Deux agences ont déjà obtenu la certification B Corp, qui valide les engagements sociaux et environnementaux, Pixelis et Team Créatif, et une autre a lancé la démarche, FutureBrand Paris, déjà labellisée Lucie 26000. Pour le domaine Château Galoupet, cru classé de Provence du groupe LVMH, cette dernière a recommandé une bouteille avec 70 % de verre recyclé, qui lui donne une teinte marron, audacieuse pour un rosé haut de gamme. Mais le choix est cohérent avec les engagements du vignoble pour la biodiversité.
Dans les spiritueux, Lonsdale a créé un coffret de fin d’année pour Rémy Martin en mono matériau papier et carton certifié FSC (forêts gérées de façon durable), sans métal ni ruban. « Résultat : 2 % d’émissions carbone en moins, réduction de 50 % de l’impact des matières premières, 10 % d’économie en consommation d’eau, pour un coût de fabrication qui ne dépasse pas celui du coffret précédent », précise Marie Reynaud, directrice du développement de l’agence. « Nous sommes une trop petite structure pour justifier une certification mais nous travaillons avec des clients engagés dans une meilleure alimentation comme Happyvore ou Funky Veggie, témoigne Nicolas Chomette, fondateur de l’agence D’Artagnan. Pour ce dernier, nous avons utilisé du plastique sans couche d’encre blanche, ce qui rend le packaging moins opaque sans perte d’impact en linéaires. »

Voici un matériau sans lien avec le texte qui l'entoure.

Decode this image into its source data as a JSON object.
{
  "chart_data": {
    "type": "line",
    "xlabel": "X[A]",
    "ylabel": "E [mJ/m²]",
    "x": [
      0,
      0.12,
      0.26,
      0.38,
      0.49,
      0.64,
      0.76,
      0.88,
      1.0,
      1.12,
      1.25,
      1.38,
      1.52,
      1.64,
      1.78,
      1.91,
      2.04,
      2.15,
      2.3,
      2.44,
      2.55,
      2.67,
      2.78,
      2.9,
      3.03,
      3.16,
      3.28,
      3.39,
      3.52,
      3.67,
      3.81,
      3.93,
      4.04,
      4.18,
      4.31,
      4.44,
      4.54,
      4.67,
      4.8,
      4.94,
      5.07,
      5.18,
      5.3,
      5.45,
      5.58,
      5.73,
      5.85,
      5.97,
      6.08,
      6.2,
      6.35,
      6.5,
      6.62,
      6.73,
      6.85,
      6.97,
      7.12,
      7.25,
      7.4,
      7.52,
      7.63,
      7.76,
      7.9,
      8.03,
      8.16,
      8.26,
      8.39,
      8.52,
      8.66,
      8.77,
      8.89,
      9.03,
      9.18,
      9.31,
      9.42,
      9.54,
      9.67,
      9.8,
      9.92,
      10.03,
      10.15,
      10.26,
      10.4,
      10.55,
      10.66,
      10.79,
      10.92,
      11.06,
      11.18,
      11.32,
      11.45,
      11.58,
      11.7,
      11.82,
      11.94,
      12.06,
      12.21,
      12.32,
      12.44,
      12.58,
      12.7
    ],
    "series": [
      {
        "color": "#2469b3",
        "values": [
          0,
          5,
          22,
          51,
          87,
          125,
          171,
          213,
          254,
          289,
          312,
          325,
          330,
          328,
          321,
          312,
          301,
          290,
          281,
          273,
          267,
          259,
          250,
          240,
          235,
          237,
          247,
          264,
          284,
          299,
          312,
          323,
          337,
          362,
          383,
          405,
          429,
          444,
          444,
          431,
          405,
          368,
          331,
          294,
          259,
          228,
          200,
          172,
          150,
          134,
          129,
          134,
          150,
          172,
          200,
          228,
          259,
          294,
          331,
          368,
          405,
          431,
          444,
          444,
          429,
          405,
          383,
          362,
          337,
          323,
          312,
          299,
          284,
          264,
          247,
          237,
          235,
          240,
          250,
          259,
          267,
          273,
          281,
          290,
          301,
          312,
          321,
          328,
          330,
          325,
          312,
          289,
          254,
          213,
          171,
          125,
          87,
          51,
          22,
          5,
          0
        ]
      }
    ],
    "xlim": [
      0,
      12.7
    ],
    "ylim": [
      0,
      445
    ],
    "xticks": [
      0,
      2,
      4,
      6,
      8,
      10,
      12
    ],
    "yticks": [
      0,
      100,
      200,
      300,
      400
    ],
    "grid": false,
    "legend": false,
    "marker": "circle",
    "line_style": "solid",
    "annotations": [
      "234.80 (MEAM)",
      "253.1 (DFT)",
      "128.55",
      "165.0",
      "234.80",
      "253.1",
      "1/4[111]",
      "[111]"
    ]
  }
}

Pourtant, les résistances au changement sont encore bien présentes. « Nos clients sont sensibles à l'approche mais ont du mal à franchir réellement le pas, en raison des coûts des matériaux biosourcés et parce que ceux-ci ne sont pas encore disponibles à grande échelle », reconnaît Marie Reynaud chez Lonsdale. « Je dirais que les sujets d’éco-responsabilité sont présents dans au moins 60 % de nos briefs mais seulement dans 20 % des réponses car les filières ne sont pas encore développées. Les institutions créent aussi des blocages en imposant la fin du plastique sans alternatives disponibles dans un contexte de tension sur le carton », souligne Anne Henry, directrice du planning stratégique de CBA.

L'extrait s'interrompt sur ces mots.